Mazen El-Baba has married a personal passion for social justice with his studies in neuroscience to better his community.
Born in Lebanon, the Neuroscience masters student witnessed how addiction and mental-health issues were often addressed in the Middle East and Africa. “Society focuses more on the reputation of the family rather than the individual,” he said, stressing some people dealing with these issues often never receive support.
In the United Arab Emirates, only 38 per cent of those surveyed would seek psychiatric help if their children were presented with mental-health problems. In Egypt, 56.6 per cent would not accept a person suffering from psychosis as a family member and 85.5 per cent would not accept a person suffering from psychosis to be their school teacher.
Iraq, Libya, Morocco, Sudan, Syria and Yemen have fewer than 0.5 psychiatrists per 100,000 people; while the number of psychiatric nurses per 100,000 people is 23 in Bahrain; 22.5 in the Emirates; .09 in Yemen; and .03 in Somalia.
In response, El-Baba started H.appi, a non-profit organization dedicated to de-stigmatizing addiction and mental-health issues in the region. Up and running since September 2015, the organization looks to educate and train medical staff, family members, patients and the general public on both subjects, as well as increase research development in the region.
Currently, research endeavors into addiction and mental health are close to non-existent in the Middle East and Africa when compared to the international community. The majority of the research that does exist dates back to the 1970s. Regional researchers describe the current funding status and research development as “a desert.”
H.appi provides grants to regional researchers studying the subjects.
“Right now, there is almost no research going on. Small grants will go a long way,” El-Baba said.
H.appi also supports on-the-ground resources, such as a summer camps and a mental-health hotline.
Through H.appi, El-Baba connected with many families of Syrian refugees as they came to Canada, and noticed behavioural problems in some of the children. He felt some form of intervention was needed.
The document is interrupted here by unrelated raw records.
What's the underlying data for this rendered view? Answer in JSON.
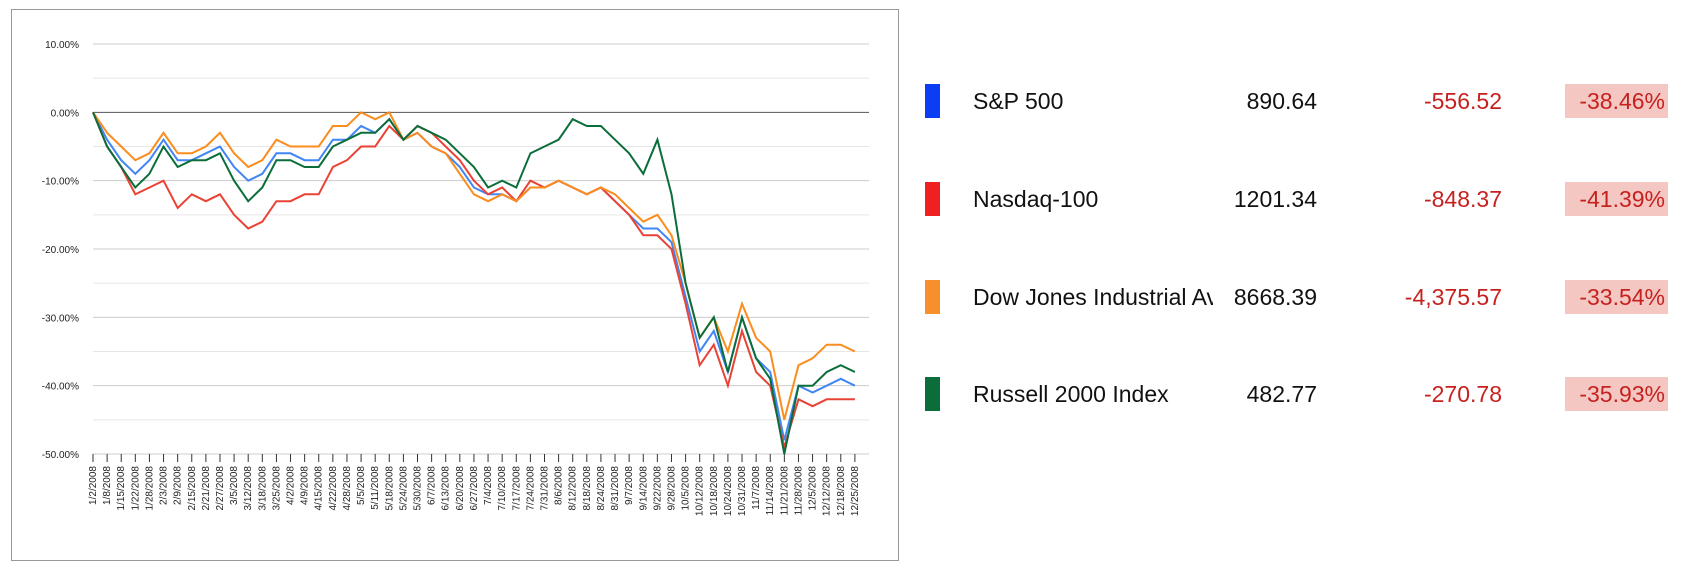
{
  "chart_data": {
    "type": "line",
    "categories": [
      "1/2/2008",
      "1/8/2008",
      "1/15/2008",
      "1/22/2008",
      "1/28/2008",
      "2/3/2008",
      "2/9/2008",
      "2/15/2008",
      "2/21/2008",
      "2/27/2008",
      "3/5/2008",
      "3/12/2008",
      "3/18/2008",
      "3/25/2008",
      "4/2/2008",
      "4/9/2008",
      "4/15/2008",
      "4/22/2008",
      "4/28/2008",
      "5/5/2008",
      "5/11/2008",
      "5/18/2008",
      "5/24/2008",
      "5/30/2008",
      "6/7/2008",
      "6/13/2008",
      "6/20/2008",
      "6/27/2008",
      "7/4/2008",
      "7/10/2008",
      "7/17/2008",
      "7/24/2008",
      "7/31/2008",
      "8/6/2008",
      "8/12/2008",
      "8/18/2008",
      "8/24/2008",
      "8/31/2008",
      "9/7/2008",
      "9/14/2008",
      "9/22/2008",
      "9/28/2008",
      "10/5/2008",
      "10/12/2008",
      "10/18/2008",
      "10/24/2008",
      "10/31/2008",
      "11/7/2008",
      "11/14/2008",
      "11/21/2008",
      "11/28/2008",
      "12/5/2008",
      "12/12/2008",
      "12/18/2008",
      "12/25/2008"
    ],
    "series": [
      {
        "color": "#4285f4",
        "values": [
          0,
          -4,
          -7,
          -9,
          -7,
          -4,
          -7,
          -7,
          -6,
          -5,
          -8,
          -10,
          -9,
          -6,
          -6,
          -7,
          -7,
          -4,
          -4,
          -2,
          -3,
          -1,
          -4,
          -3,
          -5,
          -6,
          -8,
          -11,
          -12,
          -12,
          -13,
          -11,
          -11,
          -10,
          -11,
          -12,
          -11,
          -13,
          -15,
          -17,
          -17,
          -19,
          -27,
          -35,
          -32,
          -38,
          -30,
          -36,
          -38,
          -48,
          -40,
          -41,
          -40,
          -39,
          -40
        ]
      },
      {
        "color": "#ea4335",
        "values": [
          0,
          -5,
          -8,
          -12,
          -11,
          -10,
          -14,
          -12,
          -13,
          -12,
          -15,
          -17,
          -16,
          -13,
          -13,
          -12,
          -12,
          -8,
          -7,
          -5,
          -5,
          -2,
          -4,
          -2,
          -3,
          -5,
          -7,
          -10,
          -12,
          -11,
          -13,
          -10,
          -11,
          -10,
          -11,
          -12,
          -11,
          -13,
          -15,
          -18,
          -18,
          -20,
          -28,
          -37,
          -34,
          -40,
          -32,
          -38,
          -40,
          -49,
          -42,
          -43,
          -42,
          -42,
          -42
        ]
      },
      {
        "color": "#fb8c1e",
        "values": [
          0,
          -3,
          -5,
          -7,
          -6,
          -3,
          -6,
          -6,
          -5,
          -3,
          -6,
          -8,
          -7,
          -4,
          -5,
          -5,
          -5,
          -2,
          -2,
          0,
          -1,
          0,
          -4,
          -3,
          -5,
          -6,
          -9,
          -12,
          -13,
          -12,
          -13,
          -11,
          -11,
          -10,
          -11,
          -12,
          -11,
          -12,
          -14,
          -16,
          -15,
          -18,
          -25,
          -33,
          -30,
          -35,
          -28,
          -33,
          -35,
          -45,
          -37,
          -36,
          -34,
          -34,
          -35
        ]
      },
      {
        "color": "#0b6e3a",
        "values": [
          0,
          -5,
          -8,
          -11,
          -9,
          -5,
          -8,
          -7,
          -7,
          -6,
          -10,
          -13,
          -11,
          -7,
          -7,
          -8,
          -8,
          -5,
          -4,
          -3,
          -3,
          -1,
          -4,
          -2,
          -3,
          -4,
          -6,
          -8,
          -11,
          -10,
          -11,
          -6,
          -5,
          -4,
          -1,
          -2,
          -2,
          -4,
          -6,
          -9,
          -4,
          -12,
          -25,
          -33,
          -30,
          -38,
          -30,
          -36,
          -39,
          -50,
          -40,
          -40,
          -38,
          -37,
          -38
        ]
      }
    ],
    "ylim": [
      -50,
      10
    ],
    "yticks": [
      {
        "value": 10,
        "label": "10.00%"
      },
      {
        "value": 0,
        "label": "0.00%"
      },
      {
        "value": -10,
        "label": "-10.00%"
      },
      {
        "value": -20,
        "label": "-20.00%"
      },
      {
        "value": -30,
        "label": "-30.00%"
      },
      {
        "value": -40,
        "label": "-40.00%"
      },
      {
        "value": -50,
        "label": "-50.00%"
      }
    ],
    "y_minor_ticks": [
      5,
      -5,
      -15,
      -25,
      -35,
      -45
    ],
    "grid": true
  },
  "table": {
    "rows": [
      {
        "color": "#0b3df5",
        "name": "S&P 500",
        "price": "890.64",
        "change": "-556.52",
        "percent": "-38.46%"
      },
      {
        "color": "#f02020",
        "name": "Nasdaq-100",
        "price": "1201.34",
        "change": "-848.37",
        "percent": "-41.39%"
      },
      {
        "color": "#f7902a",
        "name": "Dow Jones Industrial Average",
        "price": "8668.39",
        "change": "-4,375.57",
        "percent": "-33.54%"
      },
      {
        "color": "#0b6e3a",
        "name": "Russell 2000 Index",
        "price": "482.77",
        "change": "-270.78",
        "percent": "-35.93%"
      }
    ]
  }
}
This summer, he organized a summer camp for some of these children, designed to provide opportunities to learn English, connect with local groups and have a traditional Canadian summer camp experience.
But El-Baba saw another unique opportunity. Working with Psychology professors Bruce Morton and Daniel Ansari, El-Baba collected baseline intellectual, behavioral and cognitive data from children in the camp.
Morton and El-Baba see the data acquisition as part of an ongoing relationship creating a longitudinal study to identify how trauma and adversity affect how children learn and develop cognitive reasoning.
“This data can be used by multiple stakeholders in the future,” Morton said. “Schools, health care, they can all use this data.”
The information can also be used to see what traits or characteristics may help identify factors that make children resilient and may lead to future success. This, in turn, can be used to help better prepare for refugee resettlement, Morton explained.
Even before his work with H.appi, El-Baba had been an active volunteer. While in high school, he started a chapter of Best Buddies, a non-profit dedicated to creating friendships between students with and without disabilities. He also volunteers with Ghana Medical Help, an organization committed to providing medical aid to hospitals in Ghana.
“I like to join causes I feel I can make a difference in, usually a cause where there’s a marginalized people and someone who needs an advocate. I want to give people a voice because they can contribute to the community immensely,” he said. “I do come from a country that experienced war and I was there once.”
“I believe community service has to be part of anyone’s work,” said El-Baba. “To feel I’m able to give back to the community is an investment in myself and the community at large.”